De même que la conception d’Epicure est plus complète et plus grande que celle d’Aristippe, elle est aussi plus belle et dejà plus morale. Au point de vue esthétique, n’y a-t-il aucune beauté dans cette disposition raisonnée de la vie, dans cette subordination des parties au tout, dans ce bonheur qui, se substituant aux plaisirs et les complétant, les purifie par la même ? La vie devient une sorte de cadre aux contours indéterminés, sur lequel le sage, cet « artiste de bonheur, » groupe ses émotions à venir, place les unes au second plan, les autres au premier, fait ressortir celles-ci, jette sur les autres l’oubli et l’ombre.

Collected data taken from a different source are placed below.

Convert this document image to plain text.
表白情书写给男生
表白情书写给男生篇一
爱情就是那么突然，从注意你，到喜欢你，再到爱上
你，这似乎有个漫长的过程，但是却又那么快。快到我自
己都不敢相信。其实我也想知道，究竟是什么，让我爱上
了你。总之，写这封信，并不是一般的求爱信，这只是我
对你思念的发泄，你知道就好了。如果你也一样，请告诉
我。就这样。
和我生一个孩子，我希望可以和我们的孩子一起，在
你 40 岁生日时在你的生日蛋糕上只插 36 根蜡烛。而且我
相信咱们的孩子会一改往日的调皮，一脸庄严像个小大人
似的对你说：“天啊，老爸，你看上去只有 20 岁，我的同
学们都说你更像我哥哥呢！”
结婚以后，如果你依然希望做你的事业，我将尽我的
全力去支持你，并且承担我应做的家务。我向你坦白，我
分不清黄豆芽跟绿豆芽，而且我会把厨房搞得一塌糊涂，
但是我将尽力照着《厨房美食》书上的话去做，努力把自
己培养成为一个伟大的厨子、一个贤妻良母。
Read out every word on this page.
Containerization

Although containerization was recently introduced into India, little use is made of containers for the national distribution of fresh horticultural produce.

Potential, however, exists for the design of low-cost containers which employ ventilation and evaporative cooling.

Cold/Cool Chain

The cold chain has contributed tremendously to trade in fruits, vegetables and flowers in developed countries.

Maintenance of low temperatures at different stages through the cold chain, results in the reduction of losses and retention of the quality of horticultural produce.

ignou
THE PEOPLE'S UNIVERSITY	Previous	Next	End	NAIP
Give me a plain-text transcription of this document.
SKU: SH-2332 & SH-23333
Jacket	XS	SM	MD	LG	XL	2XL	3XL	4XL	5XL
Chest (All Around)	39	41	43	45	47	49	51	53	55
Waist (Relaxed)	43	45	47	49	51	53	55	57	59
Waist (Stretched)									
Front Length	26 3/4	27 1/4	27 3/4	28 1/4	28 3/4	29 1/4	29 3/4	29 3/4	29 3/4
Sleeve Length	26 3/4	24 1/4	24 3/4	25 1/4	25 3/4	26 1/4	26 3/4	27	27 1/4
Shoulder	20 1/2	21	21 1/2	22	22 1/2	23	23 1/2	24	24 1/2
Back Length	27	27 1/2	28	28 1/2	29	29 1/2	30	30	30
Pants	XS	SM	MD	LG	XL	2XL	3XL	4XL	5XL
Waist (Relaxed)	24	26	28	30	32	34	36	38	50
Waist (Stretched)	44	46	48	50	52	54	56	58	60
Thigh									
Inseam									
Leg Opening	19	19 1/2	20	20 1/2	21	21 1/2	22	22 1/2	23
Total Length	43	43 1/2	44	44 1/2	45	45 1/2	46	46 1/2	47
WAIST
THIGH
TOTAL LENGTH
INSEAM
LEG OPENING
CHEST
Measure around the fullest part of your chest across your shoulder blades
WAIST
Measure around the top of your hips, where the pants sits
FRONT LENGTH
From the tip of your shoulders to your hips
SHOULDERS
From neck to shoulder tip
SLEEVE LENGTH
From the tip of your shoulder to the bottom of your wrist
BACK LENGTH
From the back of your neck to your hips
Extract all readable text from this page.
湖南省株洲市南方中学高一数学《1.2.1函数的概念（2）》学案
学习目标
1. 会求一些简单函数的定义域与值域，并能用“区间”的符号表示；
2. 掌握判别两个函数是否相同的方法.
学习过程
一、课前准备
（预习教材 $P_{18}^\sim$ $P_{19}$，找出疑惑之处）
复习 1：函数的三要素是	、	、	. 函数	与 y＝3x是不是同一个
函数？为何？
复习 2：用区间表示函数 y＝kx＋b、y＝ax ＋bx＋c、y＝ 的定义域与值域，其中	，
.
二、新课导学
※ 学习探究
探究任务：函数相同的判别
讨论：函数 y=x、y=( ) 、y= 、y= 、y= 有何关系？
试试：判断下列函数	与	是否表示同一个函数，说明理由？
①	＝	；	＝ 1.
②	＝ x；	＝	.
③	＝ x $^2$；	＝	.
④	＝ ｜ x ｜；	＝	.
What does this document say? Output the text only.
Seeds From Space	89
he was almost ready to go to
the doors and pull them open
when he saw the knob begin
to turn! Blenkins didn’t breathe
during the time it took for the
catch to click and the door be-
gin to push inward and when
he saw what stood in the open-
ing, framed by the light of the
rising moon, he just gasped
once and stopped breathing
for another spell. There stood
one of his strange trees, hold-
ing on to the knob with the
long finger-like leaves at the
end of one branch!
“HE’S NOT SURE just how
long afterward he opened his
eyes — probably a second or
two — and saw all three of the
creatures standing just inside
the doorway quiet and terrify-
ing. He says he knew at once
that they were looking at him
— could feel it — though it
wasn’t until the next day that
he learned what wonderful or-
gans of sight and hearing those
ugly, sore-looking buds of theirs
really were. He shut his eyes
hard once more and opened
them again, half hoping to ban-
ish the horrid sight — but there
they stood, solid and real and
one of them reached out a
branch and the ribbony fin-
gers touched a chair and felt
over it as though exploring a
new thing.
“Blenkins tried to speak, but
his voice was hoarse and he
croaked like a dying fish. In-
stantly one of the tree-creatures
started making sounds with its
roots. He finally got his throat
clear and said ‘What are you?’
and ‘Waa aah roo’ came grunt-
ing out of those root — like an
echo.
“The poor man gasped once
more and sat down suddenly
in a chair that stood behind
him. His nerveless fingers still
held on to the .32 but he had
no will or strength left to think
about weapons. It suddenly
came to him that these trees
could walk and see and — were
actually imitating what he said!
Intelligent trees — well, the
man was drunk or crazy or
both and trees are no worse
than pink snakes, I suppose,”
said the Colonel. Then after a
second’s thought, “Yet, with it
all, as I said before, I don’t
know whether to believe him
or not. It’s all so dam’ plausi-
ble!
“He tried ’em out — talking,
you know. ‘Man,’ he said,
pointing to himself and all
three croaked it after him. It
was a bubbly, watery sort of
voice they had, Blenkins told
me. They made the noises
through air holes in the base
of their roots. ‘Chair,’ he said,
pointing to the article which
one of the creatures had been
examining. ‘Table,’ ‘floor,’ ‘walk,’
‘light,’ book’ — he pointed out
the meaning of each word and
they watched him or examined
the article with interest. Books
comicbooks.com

Il contemple et admire cette œuvre à la fois si belle et si rationnelle, qui n’a point, comme tant d’autres, sa fin hors d’elle même, mais qui au contraire est sa propre fin et son propre bien. « La fortune a peu de prise sur le sage : sa raison a réglé les choses les plus grandes et les plus importantes,

  1. Ἡ σοφία τὰ πράγματα παρασκευάζεται εἰς τὴν τοῦ ὅλου βίον μακαριότητα.
  2. Ζήσῃ δὲ ὡς θεὸς ἐν ἀνθρώποις. Lettre à Ménécée, à la fin.